The Sharing Economy. Now You Can Holiday in a Yurt.
Sharing economy is the real deal. Implementing the hyperconnected infrastructure. NYT article by @tomfriedman
But what happens to “ownership?”
“There used to be a romanticism about ownership, because it meant you were free, you were empowered,” Chesky answered. “I think now, for the younger generation, ownership is viewed as a burden. Young people will only want to own what they want responsibility for. And a lot of people my age don’t want responsibility for a car and a house and to have a lot of stuff everywhere. What I want to own is my reputation, because in this hyperconnected world, reputation will give you access to all kinds of things now. … Your reputation now is like having a giant key that will allow you to open more and more doors. [Young people] today don’t want to own those doors, but they will want the key that unlocks them” — in order to rent a spare room, teach a skill, drive people or be driven.
But what will this mean for traditional jobs?
Today, said Chesky, “you may have many jobs and many different kinds of income, and you will accumulate different reputations, based on peer reviews, across multiple platforms of people. … You may start by delivering food, but as an aspiring chef you may start cooking your own food and delivering that and eventually you do home-cooked meals and offer a dining experience in your own home.” Just as Airbnb was “able to find use for that space you never found use for, it will be the same for people. That skill, that hobby that you knew was there but never used it,” the sharing economy will be able to monetize it.
How fast that happens will depend, in part, on regulators and tax collectors in different cities — not all of whom like people turning their spare bedrooms into hotels or their kitchens into pop-up restaurants. The sharing economy can complement the existing one, and make the pie bigger. But the bigger the Ubers and Airbnbs get, the more incumbents will resist them. This will be a struggle between the 20th-century economy and the 21st’s.

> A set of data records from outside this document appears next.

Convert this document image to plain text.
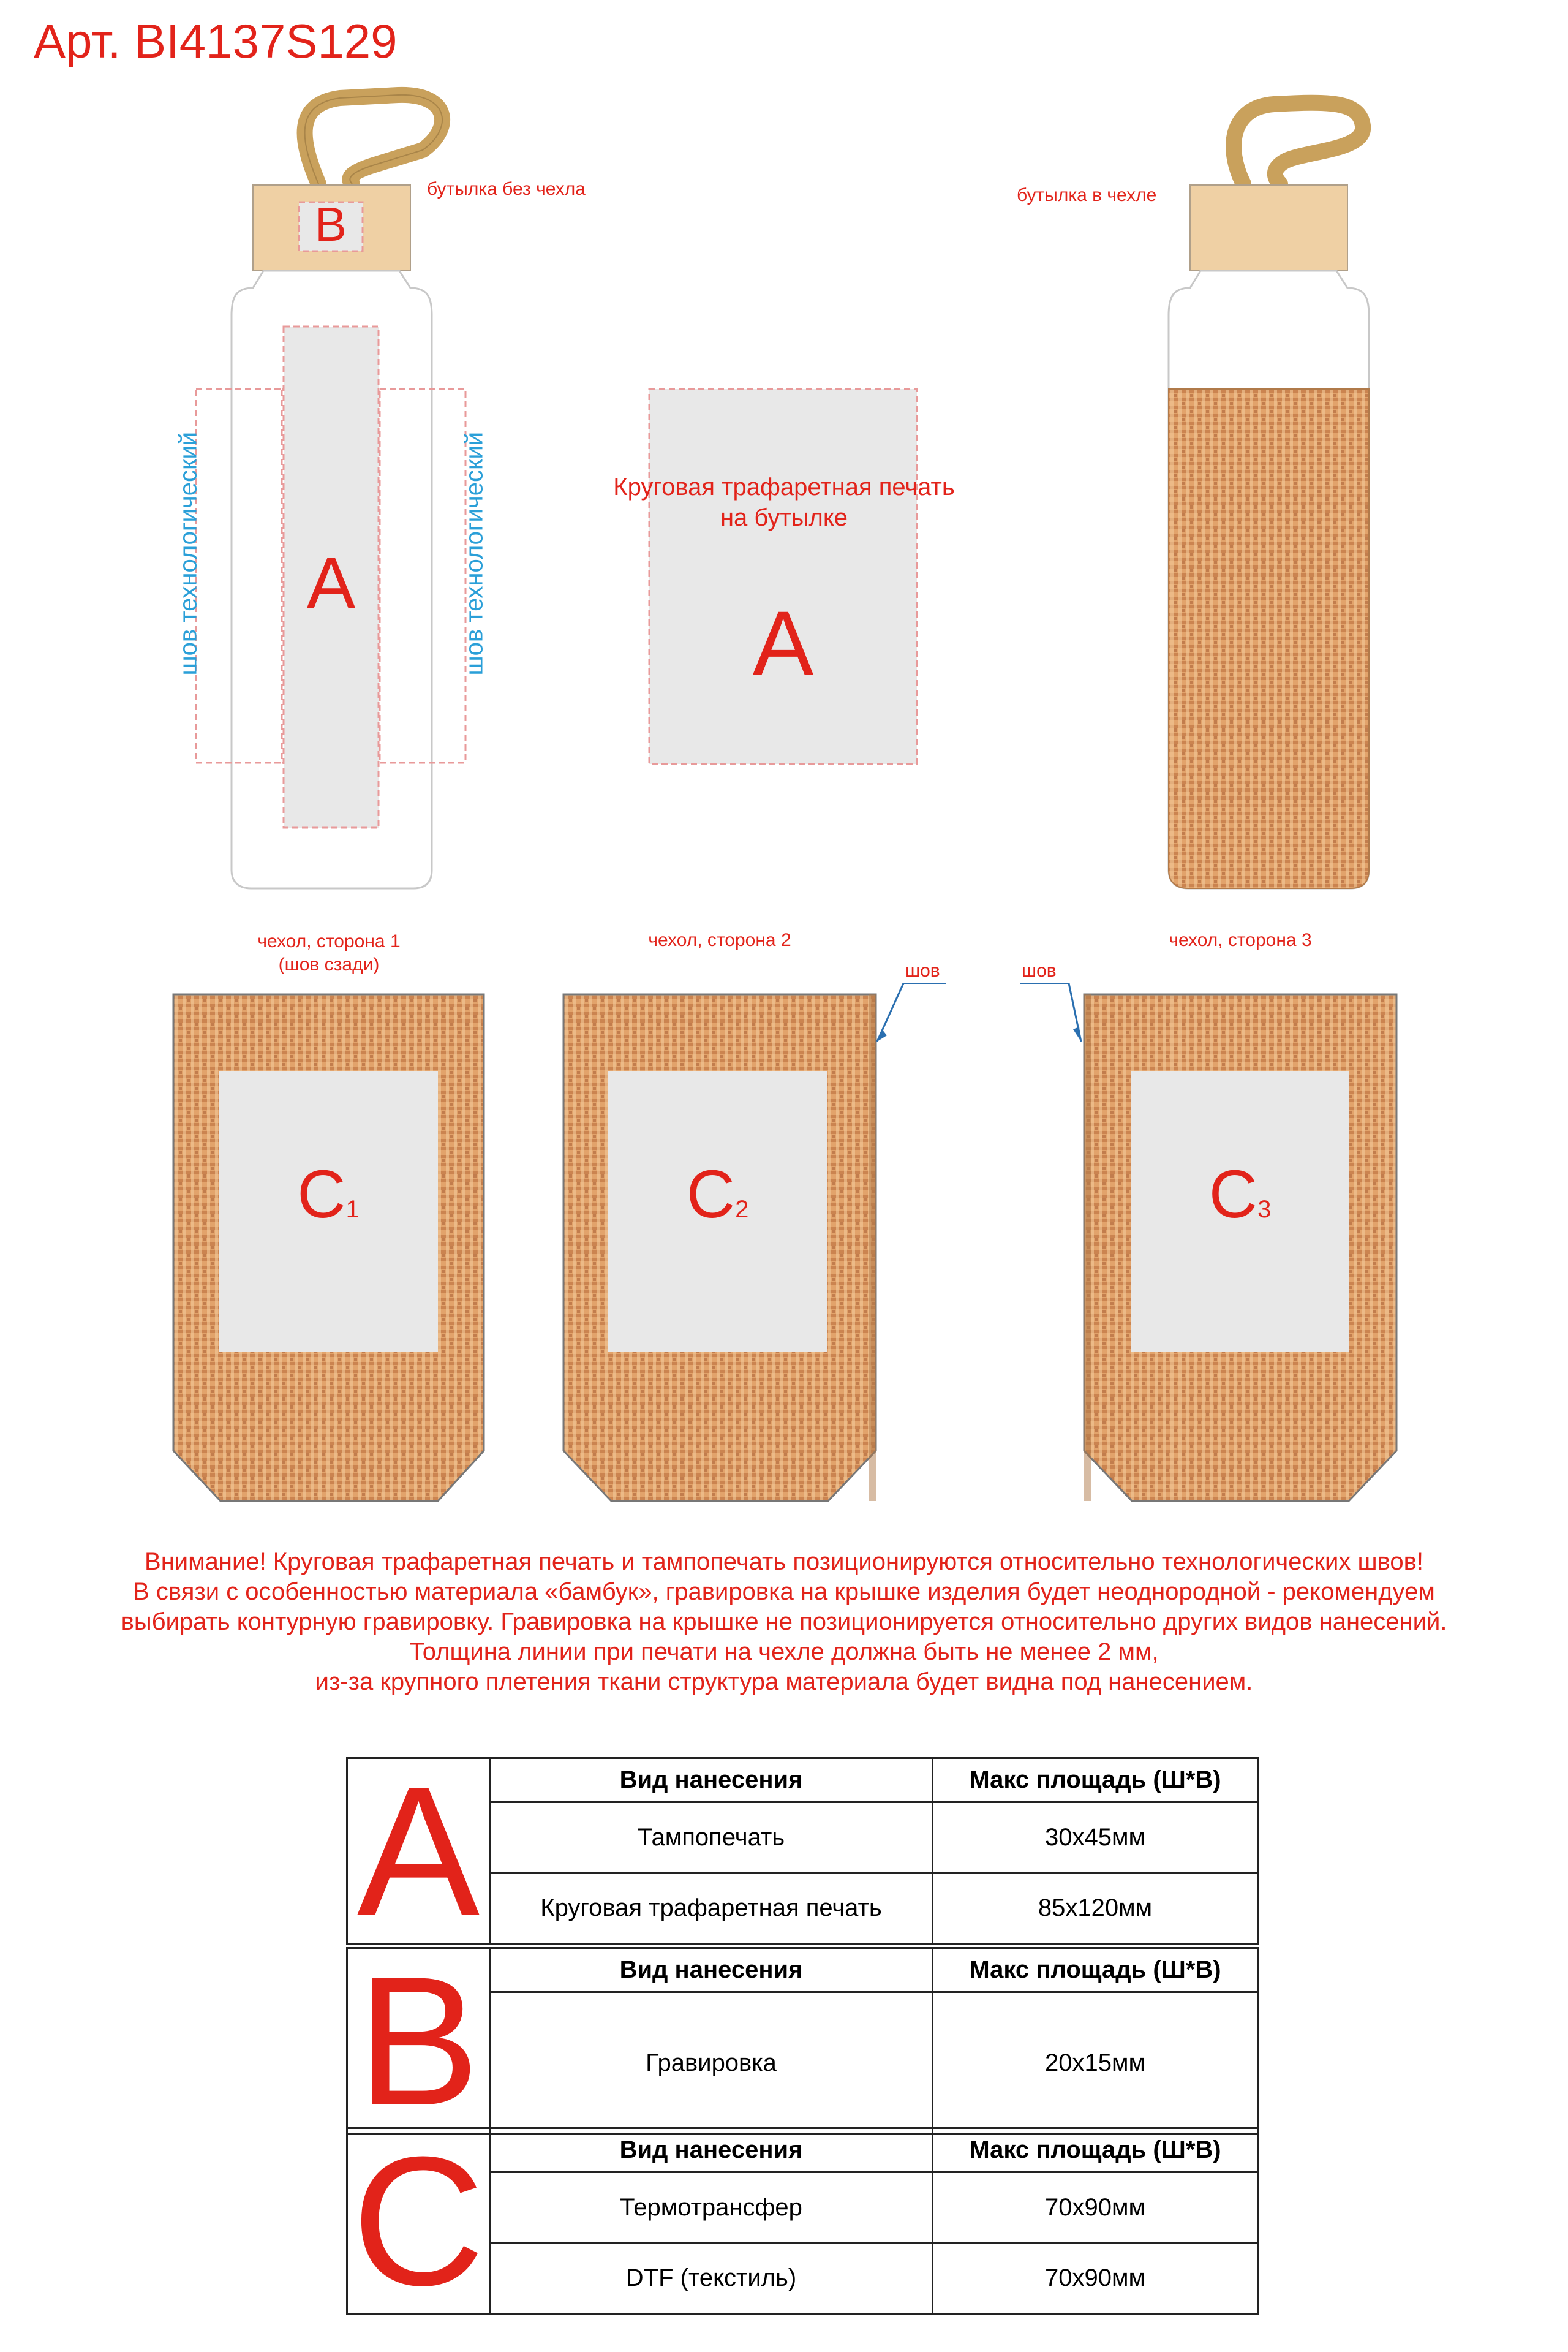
Арт. BI4137S129
B
A
шов технологический	шов технологический
бутылка без чехла	бутылка в чехле
Круговая трафаретная печать
на бутылке
A
чехол, сторона 1
(шов сзади)
чехол, сторона 2	чехол, сторона 3
шов	шов
C1	C2	C3
Внимание! Круговая трафаретная печать и тампопечать позиционируются относительно технологических швов!
В связи с особенностью материала «бамбук», гравировка на крышке изделия будет неоднородной - рекомендуем
выбирать контурную гравировку. Гравировка на крышке не позиционируется относительно других видов нанесений.
Толщина линии при печати на чехле должна быть не менее 2 мм,
из-за крупного плетения ткани структура материала будет видна под нанесением.
A	Вид нанесения	Макс площадь (Ш*В)
	Тампопечать	30х45мм
	Круговая трафаретная печать	85х120мм
B	Вид нанесения	Макс площадь (Ш*В)
	Гравировка	20х15мм
C	Вид нанесения	Макс площадь (Ш*В)
	Термотрансфер	70х90мм
	DTF (текстиль)	70х90мм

The 20th-century economy was powered by big corporations that standardized everything because they never really knew their customers, argued Chesky. “The 21st-century economy will be powered by people” — where the buyers all have identities and the producers all have personal reputations — “so I will be able to sell something directly to you and delight you and surprise you, and the selection you’ll be able to choose from won’t be 4 but 4,000,000.”